Regorafenib (BAY 73-4506) in advanced colorectal cancer: a phase I study

Abstract

Background: In a phase I dose-escalation study, regorafenib demonstrated tolerability and antitumour activity in solid tumour patients. The study was expanded to focus on patients with metastatic colorectal cancer (CRC).

Methods: Patients received oral regorafenib 60-220 mg daily (160 mg daily in the extension cohort) in cycles of 21 days on, 7 days off treatment. Assessments included toxicity, response, pharmacokinetics and pharmacodynamics.

Results: Thirty-eight patients with heavily pretreated CRC (median 4 prior lines of therapy, range 0-7) were enrolled in the dose-escalation and extension phases; 26 patients received regorafenib 160 mg daily. Median treatment duration was 53 days (range 7-280 days). The most common treatment-related toxicities included hand-foot skin reaction, fatigue, voice change and rash. Twenty-seven patients were evaluable for response: 1 achieved partial response and 19 had stable disease. Median progression-free survival was 107 days (95% CI, 66-161). At steady state, regorafenib and its active metabolites had similar systemic exposure. Pharmacodynamic assessment indicated decreased tumour perfusion in most patients.

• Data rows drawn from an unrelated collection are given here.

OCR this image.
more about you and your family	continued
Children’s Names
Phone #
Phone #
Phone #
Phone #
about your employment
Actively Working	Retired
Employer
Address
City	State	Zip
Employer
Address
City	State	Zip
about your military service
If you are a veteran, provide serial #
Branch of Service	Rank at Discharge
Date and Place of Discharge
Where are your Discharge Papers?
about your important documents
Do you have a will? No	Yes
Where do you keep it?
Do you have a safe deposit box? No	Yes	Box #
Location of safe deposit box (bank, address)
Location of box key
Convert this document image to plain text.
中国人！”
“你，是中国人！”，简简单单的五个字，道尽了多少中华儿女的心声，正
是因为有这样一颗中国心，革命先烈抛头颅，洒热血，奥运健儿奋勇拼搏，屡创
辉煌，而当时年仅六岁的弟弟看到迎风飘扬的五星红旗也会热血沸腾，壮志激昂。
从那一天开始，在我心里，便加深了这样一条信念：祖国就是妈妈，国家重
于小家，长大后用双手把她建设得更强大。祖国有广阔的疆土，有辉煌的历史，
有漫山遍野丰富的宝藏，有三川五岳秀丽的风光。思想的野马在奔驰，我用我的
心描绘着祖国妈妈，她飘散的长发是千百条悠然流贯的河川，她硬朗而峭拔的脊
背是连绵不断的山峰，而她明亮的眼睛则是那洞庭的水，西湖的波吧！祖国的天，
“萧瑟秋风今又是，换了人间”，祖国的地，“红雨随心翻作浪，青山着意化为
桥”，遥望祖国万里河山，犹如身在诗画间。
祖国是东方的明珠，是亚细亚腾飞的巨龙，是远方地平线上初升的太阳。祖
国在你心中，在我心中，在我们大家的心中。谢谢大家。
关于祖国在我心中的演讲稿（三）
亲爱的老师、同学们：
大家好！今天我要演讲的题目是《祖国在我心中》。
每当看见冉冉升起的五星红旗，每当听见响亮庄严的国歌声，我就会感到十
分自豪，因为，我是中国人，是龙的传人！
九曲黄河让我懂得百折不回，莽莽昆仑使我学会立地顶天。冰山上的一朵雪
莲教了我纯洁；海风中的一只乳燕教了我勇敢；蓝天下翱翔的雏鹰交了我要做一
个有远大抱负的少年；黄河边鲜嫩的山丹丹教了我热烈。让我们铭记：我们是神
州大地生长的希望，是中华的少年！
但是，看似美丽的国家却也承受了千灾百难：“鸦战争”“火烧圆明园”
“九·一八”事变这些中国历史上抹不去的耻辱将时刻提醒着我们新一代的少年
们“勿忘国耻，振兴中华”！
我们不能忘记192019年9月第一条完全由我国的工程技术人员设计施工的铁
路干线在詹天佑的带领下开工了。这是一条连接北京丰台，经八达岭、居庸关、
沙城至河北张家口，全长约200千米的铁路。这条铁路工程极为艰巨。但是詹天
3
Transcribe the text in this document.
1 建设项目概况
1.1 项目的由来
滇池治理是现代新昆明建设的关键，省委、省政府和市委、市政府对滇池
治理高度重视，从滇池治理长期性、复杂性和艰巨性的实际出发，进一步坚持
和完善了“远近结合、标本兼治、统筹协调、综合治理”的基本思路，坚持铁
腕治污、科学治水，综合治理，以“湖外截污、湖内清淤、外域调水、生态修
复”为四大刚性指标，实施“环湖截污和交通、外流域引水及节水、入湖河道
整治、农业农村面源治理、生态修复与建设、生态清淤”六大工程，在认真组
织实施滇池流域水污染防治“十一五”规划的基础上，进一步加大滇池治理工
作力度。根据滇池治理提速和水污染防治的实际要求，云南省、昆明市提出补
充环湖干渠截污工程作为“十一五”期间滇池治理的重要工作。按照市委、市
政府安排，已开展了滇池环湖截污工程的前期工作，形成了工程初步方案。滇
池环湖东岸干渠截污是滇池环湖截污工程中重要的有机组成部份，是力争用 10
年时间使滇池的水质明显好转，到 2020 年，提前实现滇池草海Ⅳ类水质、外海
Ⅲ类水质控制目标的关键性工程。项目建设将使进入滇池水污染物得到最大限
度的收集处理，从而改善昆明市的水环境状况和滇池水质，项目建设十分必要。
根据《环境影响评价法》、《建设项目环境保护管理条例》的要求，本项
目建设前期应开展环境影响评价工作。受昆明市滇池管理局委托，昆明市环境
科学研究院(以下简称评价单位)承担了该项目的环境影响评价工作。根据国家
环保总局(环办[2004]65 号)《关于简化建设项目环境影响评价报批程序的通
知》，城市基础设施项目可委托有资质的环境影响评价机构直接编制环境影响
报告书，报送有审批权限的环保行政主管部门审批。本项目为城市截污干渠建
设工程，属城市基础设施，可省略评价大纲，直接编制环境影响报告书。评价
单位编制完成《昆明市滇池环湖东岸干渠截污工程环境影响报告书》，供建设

Conclusion: Regorafenib showed tolerability and antitumour activity in patients with metastatic CRC. This expanded-cohort phase I study provided the foundation for further clinical trials of regorafenib in this patient population.

Figure 1

Maximum percentage change in target lesion sum from baseline (n=27).

Figure 2

Progression-free survival for individual patients, showing KRAS mutational status.

Figure 3

Concentration–time profile of regorafenib and its metabolites M2 (N-oxide metabolite) and M5 (N-oxide/N-desmethyl metabolite).

Figure 4

Dynamic contrast-enhanced magnetic resonance imaging: ratio to baseline of the area under the contrast agent concentration–time curve during the first 60 s after arrival of the contrast agent.